Tokyo (Merkez) istasyona gittiğinizde, buradan yaklaşık 8 farklı metro hattıyla, Tokyo'nun istediğiniz yerine ulaşmanız mümkün. İstasyonlarda, bilet otomatlarının hemen üstünde büyük bir haritayla, bulunduğunuz istasyondan gitmek istediğiniz istasyona olan ücret tarifesini bulabilirsiniz. Fiyatlar 140 yenden, 500 yene kadar değişiyor. Kişi sayısını seçip, otomata parayı verip, gideceğiniz yerin ücretini seçerek biletinizi alabilirsiniz. Metro girişlerinde biletinizi veriyorsunuz. Kapı, biletinize bir delik atarak, diğer uçtan size tekrar veriyor. Bu bileti yanınıza almayı unutmayın. Çünkü indiğiniz istasyonda, çıkış kapısında tekrar bu bileti vererek kapıdan geçiyorsunuz. Ayrıca, eğer indiğiniz istasyonda başka bir hatta aktarma yapıyorsanız, bu delinmiş bileti ilgili gişeye verip, gideceğiniz yere olan farkı ödeyip, indirimli olarak aktarmalı bilet değiştirme işlemi yapabiliyorsunuz.

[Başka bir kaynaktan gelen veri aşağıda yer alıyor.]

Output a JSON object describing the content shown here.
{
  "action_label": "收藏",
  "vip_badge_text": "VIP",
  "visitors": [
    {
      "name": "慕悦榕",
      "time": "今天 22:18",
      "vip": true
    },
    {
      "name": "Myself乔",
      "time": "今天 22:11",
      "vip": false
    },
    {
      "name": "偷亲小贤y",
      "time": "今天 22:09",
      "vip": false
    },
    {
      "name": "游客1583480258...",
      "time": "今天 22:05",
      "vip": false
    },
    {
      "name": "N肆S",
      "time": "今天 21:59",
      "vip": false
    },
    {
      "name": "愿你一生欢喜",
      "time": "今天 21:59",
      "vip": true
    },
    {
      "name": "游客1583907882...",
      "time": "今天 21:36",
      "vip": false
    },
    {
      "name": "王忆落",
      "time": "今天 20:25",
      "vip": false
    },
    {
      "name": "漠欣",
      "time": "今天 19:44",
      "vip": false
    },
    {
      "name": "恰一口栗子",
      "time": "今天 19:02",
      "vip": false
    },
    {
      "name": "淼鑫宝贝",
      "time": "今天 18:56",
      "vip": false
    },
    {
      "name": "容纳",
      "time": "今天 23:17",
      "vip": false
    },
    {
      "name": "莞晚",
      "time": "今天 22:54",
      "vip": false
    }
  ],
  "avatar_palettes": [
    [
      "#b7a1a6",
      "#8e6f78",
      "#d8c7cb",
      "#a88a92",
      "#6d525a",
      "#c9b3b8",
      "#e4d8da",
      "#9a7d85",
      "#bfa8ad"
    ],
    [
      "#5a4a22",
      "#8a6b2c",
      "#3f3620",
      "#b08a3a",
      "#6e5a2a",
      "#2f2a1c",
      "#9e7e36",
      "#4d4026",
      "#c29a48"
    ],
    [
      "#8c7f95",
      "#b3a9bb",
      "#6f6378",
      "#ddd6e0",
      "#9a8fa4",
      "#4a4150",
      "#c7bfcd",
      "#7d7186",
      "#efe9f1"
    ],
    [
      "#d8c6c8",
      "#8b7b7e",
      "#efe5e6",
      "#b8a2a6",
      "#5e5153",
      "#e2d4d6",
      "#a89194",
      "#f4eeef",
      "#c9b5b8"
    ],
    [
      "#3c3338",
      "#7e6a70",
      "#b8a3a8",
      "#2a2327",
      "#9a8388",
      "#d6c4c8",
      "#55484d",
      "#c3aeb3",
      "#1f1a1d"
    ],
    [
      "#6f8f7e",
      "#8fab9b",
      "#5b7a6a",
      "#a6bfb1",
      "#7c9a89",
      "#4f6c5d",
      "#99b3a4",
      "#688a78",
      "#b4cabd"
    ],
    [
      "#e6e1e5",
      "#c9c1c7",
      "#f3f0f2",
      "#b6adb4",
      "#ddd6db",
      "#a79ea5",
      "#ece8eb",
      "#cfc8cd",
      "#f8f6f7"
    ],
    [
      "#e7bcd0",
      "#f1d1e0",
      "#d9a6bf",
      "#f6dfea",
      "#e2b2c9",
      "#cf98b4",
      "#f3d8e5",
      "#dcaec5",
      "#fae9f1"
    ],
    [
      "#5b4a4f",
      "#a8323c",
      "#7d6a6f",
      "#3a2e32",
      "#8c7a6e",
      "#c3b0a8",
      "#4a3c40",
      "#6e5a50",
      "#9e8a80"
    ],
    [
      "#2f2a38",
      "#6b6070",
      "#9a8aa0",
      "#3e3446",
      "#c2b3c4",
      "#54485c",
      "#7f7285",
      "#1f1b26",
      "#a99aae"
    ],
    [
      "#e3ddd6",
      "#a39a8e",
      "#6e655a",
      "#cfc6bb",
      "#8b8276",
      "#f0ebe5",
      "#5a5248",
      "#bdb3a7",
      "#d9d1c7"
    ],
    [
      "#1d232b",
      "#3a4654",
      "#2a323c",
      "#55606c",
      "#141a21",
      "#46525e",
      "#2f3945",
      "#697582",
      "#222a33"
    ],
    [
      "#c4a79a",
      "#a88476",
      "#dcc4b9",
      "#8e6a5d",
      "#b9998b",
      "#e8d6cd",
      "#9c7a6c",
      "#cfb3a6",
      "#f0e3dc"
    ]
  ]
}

Japan Bike Rentals, motorsiklet teslimini 12:00'ye kadar yapıyor. Saat 11:00'de JBR ofisinde olmanız bekleniyor. Biz akşam 18:00'da Narita Havaalanına indiğimiz için, motorsikletimizi bir gün sonra teslim aldık. Valizlerimizi JBR'a taşımada problem olmaması için, JBR'ın hemen 50 metre ilerisinde, bir üst sokakta bulunan The B'Akasaka Oteline rezervasyon yaptırdık. JBR, Tokyo'nun merkezi sayılabilecek bir yerde, Akasaka bölgesinde bulunuyor. Metro ile ulaşım çok kolay. Akasaka istasyonunda indikten sonra 200 metrelik yürüme mesafesinde bulunuyor. Geceyi The B'Akasaka Otel'de geçirdikten sonra ertesi gün Japan Bike Rentals'ın ofisine gittik.

Motorsikleti Teslim Alış

JBR ofisinde bizi en çok şaşırtan olay, motorsikleti teslim eden yetkilinin Türkçe biliyor olmasıydı. Türkiye'den geldiğimizi öğrenince hemen mükemmel bir şekilde Türkçe konuşmaya başladı Nolan. Çekik gözlü olduğu için Japon zannetmiştik fakat kendisi Kırgız imiş ve Türkçe'yi Kırgızistan'daki bir üniversite öğrenmiş. İngilizce konuşan birisini zor bulurken, Tokyo'da Türkçe'yi akıcı bir şekilde konuşan birisini bulmak bizi epey şaşırttı. Muhtemelen siz gittiğinizde de size motorsikleti Nolan teslim ediyor olacak.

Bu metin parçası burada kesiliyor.